Doctors rally behind autonomous vehicles as public health issue
Add Axios as your preferred source to
see more of our stories on Google.

Illustration: Aïda Amer/Axios
Two high-profile doctors are urging policymakers to support autonomous vehicle deployment, arguing the technology is already saving lives and should be a public health imperative.
Why it matters: It adds a public health voice to a broader policy push by the AV industry as state legislation stalls and debate over long-delayed federal regulations heats up in Congress.
Driving the news: Doctors Jonathan Slotkin and Eric Topol, both champions of AI-enabled health tech, have organized an open letter from doctors and nurses, urging government leaders to clear a regulatory path for AVs.
- Their letter, initially signed by 18 other clinicians, points to data showing material reductions in serious-injury crashes and crashes involving pedestrians and cyclists.
- It urges state and federal authorities "to responsibly act on the growing safety evidence around autonomous vehicles."
- AVs aren't a replacement for other safety enforcement efforts, they write, "but their safety data has reached a threshold we cannot responsibly ignore."
The data they cite is a 2025 peer-reviewed study, which examined 56.7 million fully driverless miles on public roads, and found an 85% reduction in serious-injury-or-worse crashes compared with human drivers on the same streets.
The intrigue: That data comes from Waymo, the AV industry leader, and the study was authored by the company's employees.
- So far, Waymo is the only AV developer publishing the kind of data clinicians need to evaluate health impacts — and the doctors say that's a problem.
The letter calls for standardized, enhanced federal data-reporting requirements for all AV companies to enable safety comparisons.
- It calls on state and local governments to replace "unwarranted regulatory barriers" with evidence-based frameworks that encourage deployment where the data supports it.
- They specifically cite efforts in New York, Massachusetts, Washington, Minnesota and Washington, D.C., to block robotaxis in their states.
Between the lines: Slotkin is a neurosurgeon and chief medical officer for strategy and growth at Geisinger Health System in Pennsylvania.
- He's also co-founder at Scrub Capital, an early-stage healthcare-focused venture firm.
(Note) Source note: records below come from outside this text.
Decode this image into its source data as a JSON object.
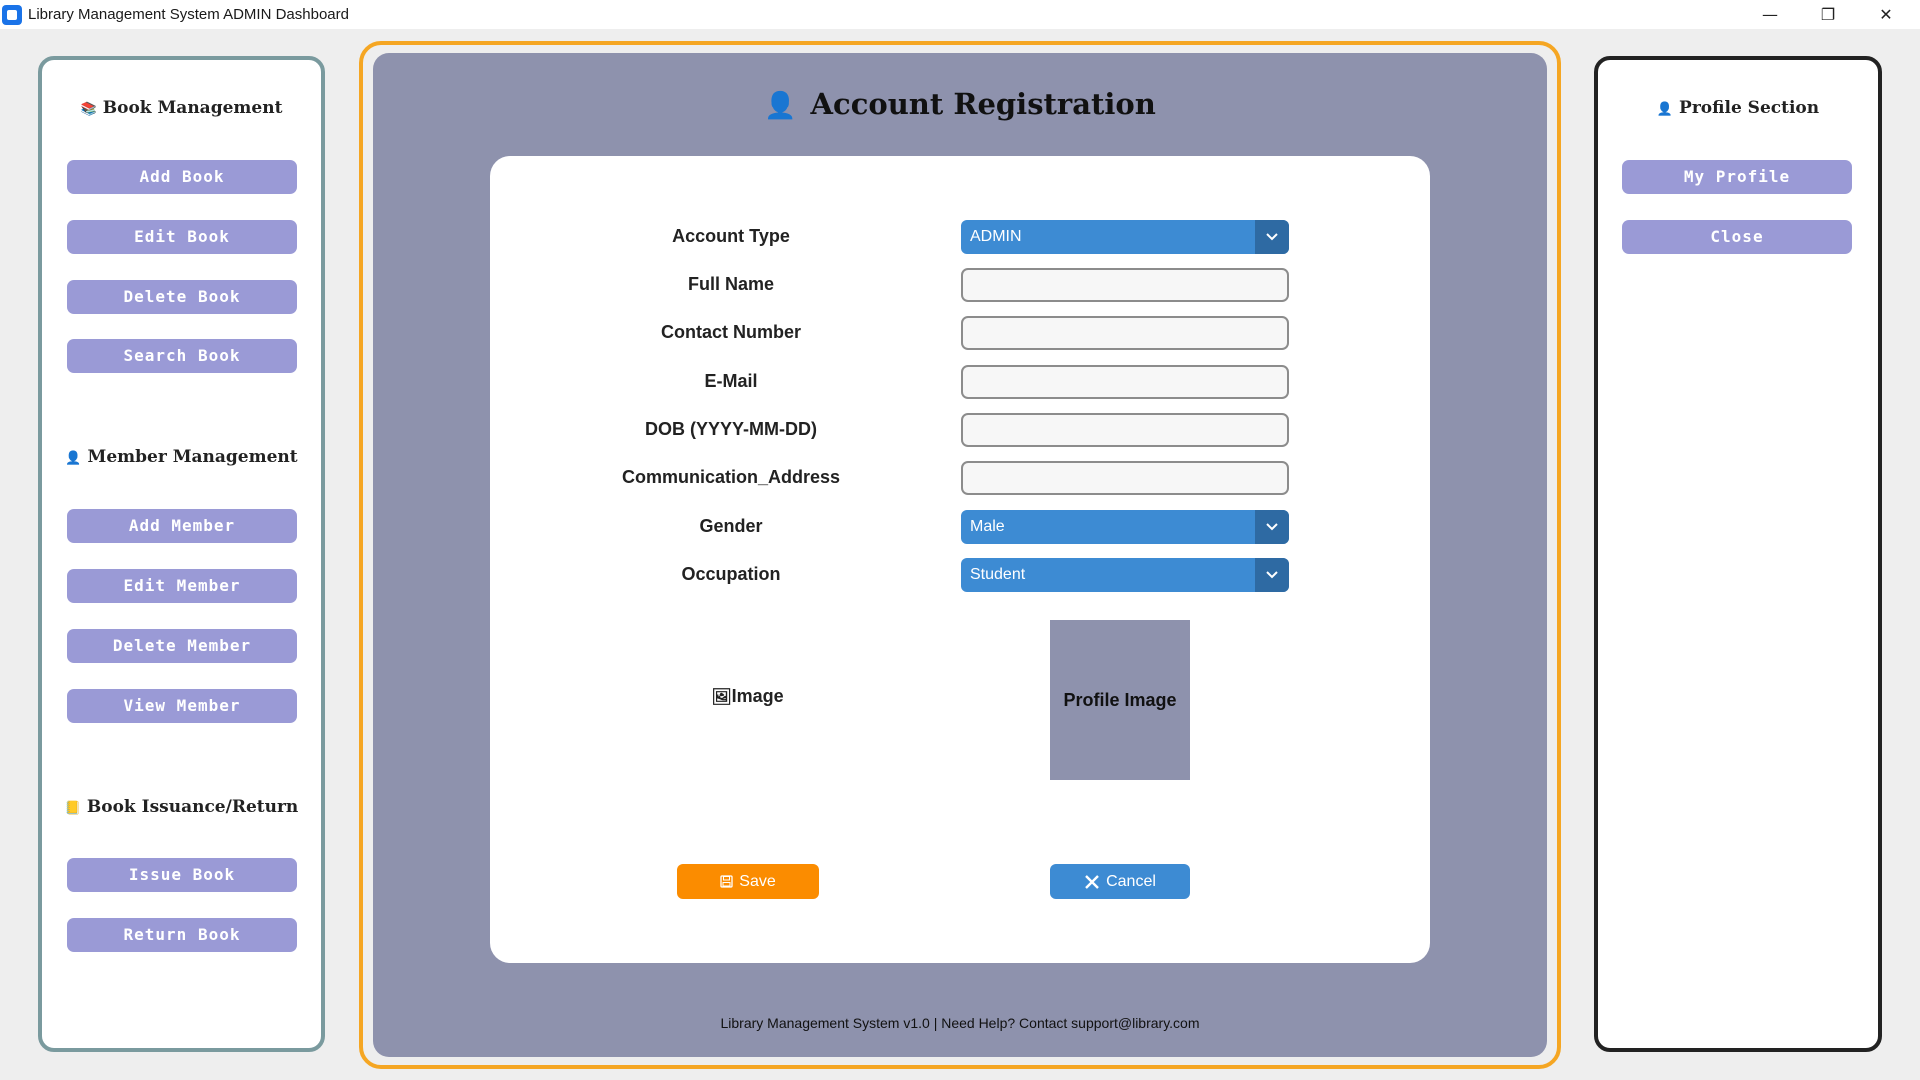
{
  "window": {
    "title": "Library Management System ADMIN Dashboard",
    "controls": {
      "minimize": "—",
      "restore": "❐",
      "close": "✕"
    }
  },
  "left_panel": {
    "book_management": {
      "heading": "Book Management",
      "icon": "books-icon",
      "buttons": [
        "Add Book",
        "Edit Book",
        "Delete Book",
        "Search Book"
      ]
    },
    "member_management": {
      "heading": "Member Management",
      "icon": "person-icon",
      "buttons": [
        "Add Member",
        "Edit Member",
        "Delete Member",
        "View Member"
      ]
    },
    "book_issuance": {
      "heading": "Book Issuance/Return",
      "icon": "ledger-icon",
      "buttons": [
        "Issue Book",
        "Return Book"
      ]
    }
  },
  "main": {
    "title": "Account Registration",
    "title_icon": "person-icon",
    "form": {
      "account_type": {
        "label": "Account Type",
        "value": "ADMIN"
      },
      "full_name": {
        "label": "Full Name",
        "value": ""
      },
      "contact_number": {
        "label": "Contact Number",
        "value": ""
      },
      "email": {
        "label": "E-Mail",
        "value": ""
      },
      "dob": {
        "label": "DOB (YYYY-MM-DD)",
        "value": ""
      },
      "address": {
        "label": "Communication_Address",
        "value": ""
      },
      "gender": {
        "label": "Gender",
        "value": "Male"
      },
      "occupation": {
        "label": "Occupation",
        "value": "Student"
      },
      "image": {
        "label": "Image",
        "placeholder": "Profile Image"
      }
    },
    "save_label": "Save",
    "cancel_label": "Cancel",
    "footer": "Library Management System v1.0 | Need Help? Contact support@library.com"
  },
  "right_panel": {
    "heading": "Profile Section",
    "icon": "person-icon",
    "buttons": [
      "My Profile",
      "Close"
    ]
  },
  "colors": {
    "accent_orange": "#f5a623",
    "save_orange": "#fb8c00",
    "select_blue": "#3d8bd3",
    "side_button_purple": "#9a9ad6",
    "main_background": "#8e92ad"
  }
}
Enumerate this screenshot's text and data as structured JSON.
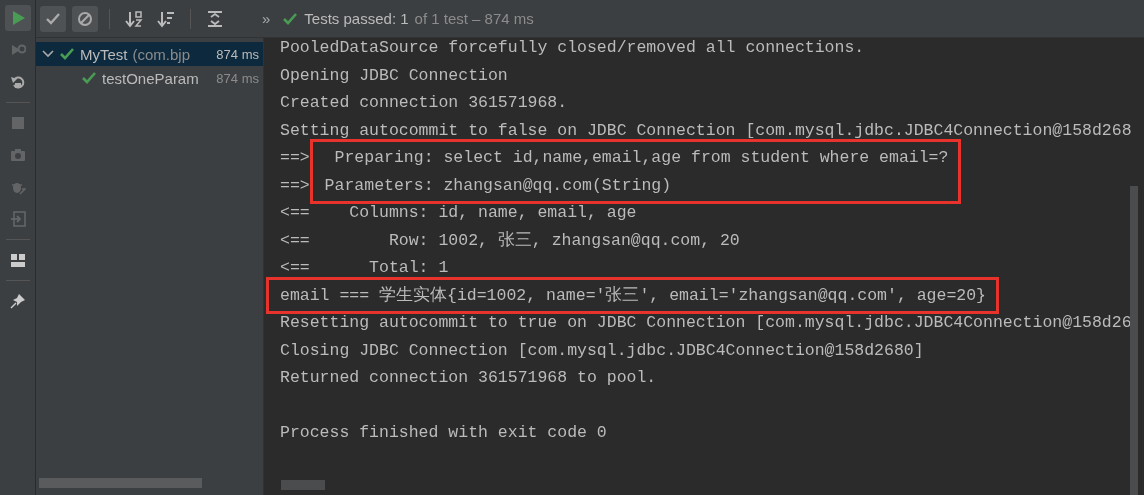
{
  "left_toolbar": [
    {
      "disabled": false
    },
    {
      "disabled": true
    },
    {
      "disabled": false
    },
    {
      "disabled": true
    },
    {
      "disabled": true
    },
    {
      "disabled": true
    },
    {
      "disabled": true
    },
    {
      "disabled": false
    },
    {
      "disabled": false
    }
  ],
  "top_toolbar": {
    "toggles": [
      {
        "selected": true
      },
      {
        "selected": true
      }
    ],
    "chevron": "»",
    "status": {
      "passed": true,
      "label": "Tests passed: 1",
      "detail": "of 1 test – 874 ms"
    }
  },
  "tree": [
    {
      "name": "MyTest",
      "package": "(com.bjp",
      "duration": "874 ms",
      "passed": true,
      "selected": true,
      "expanded": true,
      "children": [
        {
          "name": "testOneParam",
          "duration": "874 ms",
          "passed": true,
          "selected": false
        }
      ]
    }
  ],
  "console": {
    "blocks": [
      {
        "boxed": false,
        "lines": [
          "PooledDataSource forcefully closed/removed all connections.",
          "Opening JDBC Connection",
          "Created connection 361571968.",
          "Setting autocommit to false on JDBC Connection [com.mysql.jdbc.JDBC4Connection@158d268"
        ]
      },
      {
        "boxed": true,
        "prefixes": [
          "==>",
          "==>"
        ],
        "lines": [
          "  Preparing: select id,name,email,age from student where email=?",
          " Parameters: zhangsan@qq.com(String)"
        ]
      },
      {
        "boxed": false,
        "lines": [
          "<==    Columns: id, name, email, age",
          "<==        Row: 1002, 张三, zhangsan@qq.com, 20",
          "<==      Total: 1"
        ]
      },
      {
        "boxed": true,
        "lines": [
          "email === 学生实体{id=1002, name='张三', email='zhangsan@qq.com', age=20}"
        ]
      },
      {
        "boxed": false,
        "lines": [
          "Resetting autocommit to true on JDBC Connection [com.mysql.jdbc.JDBC4Connection@158d26",
          "Closing JDBC Connection [com.mysql.jdbc.JDBC4Connection@158d2680]",
          "Returned connection 361571968 to pool."
        ]
      }
    ],
    "exit_message": "Process finished with exit code 0"
  }
}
- Over the past year, he has emerged as an outspoken advocate for AVs from a public-health perspective, including a recent guest essay in The New York Times that some criticized as being pro-Waymo.
What they're saying: Slotkin says neither he nor Topol — a cardiologist, author and healthtech commentator — is being paid for their advocacy and neither has a financial interest in any AV company.
- Slotkin says his underlying motivation is that "I'm a neurosurgeon that practices and frequently have blood on my hand from car crashes, including of children."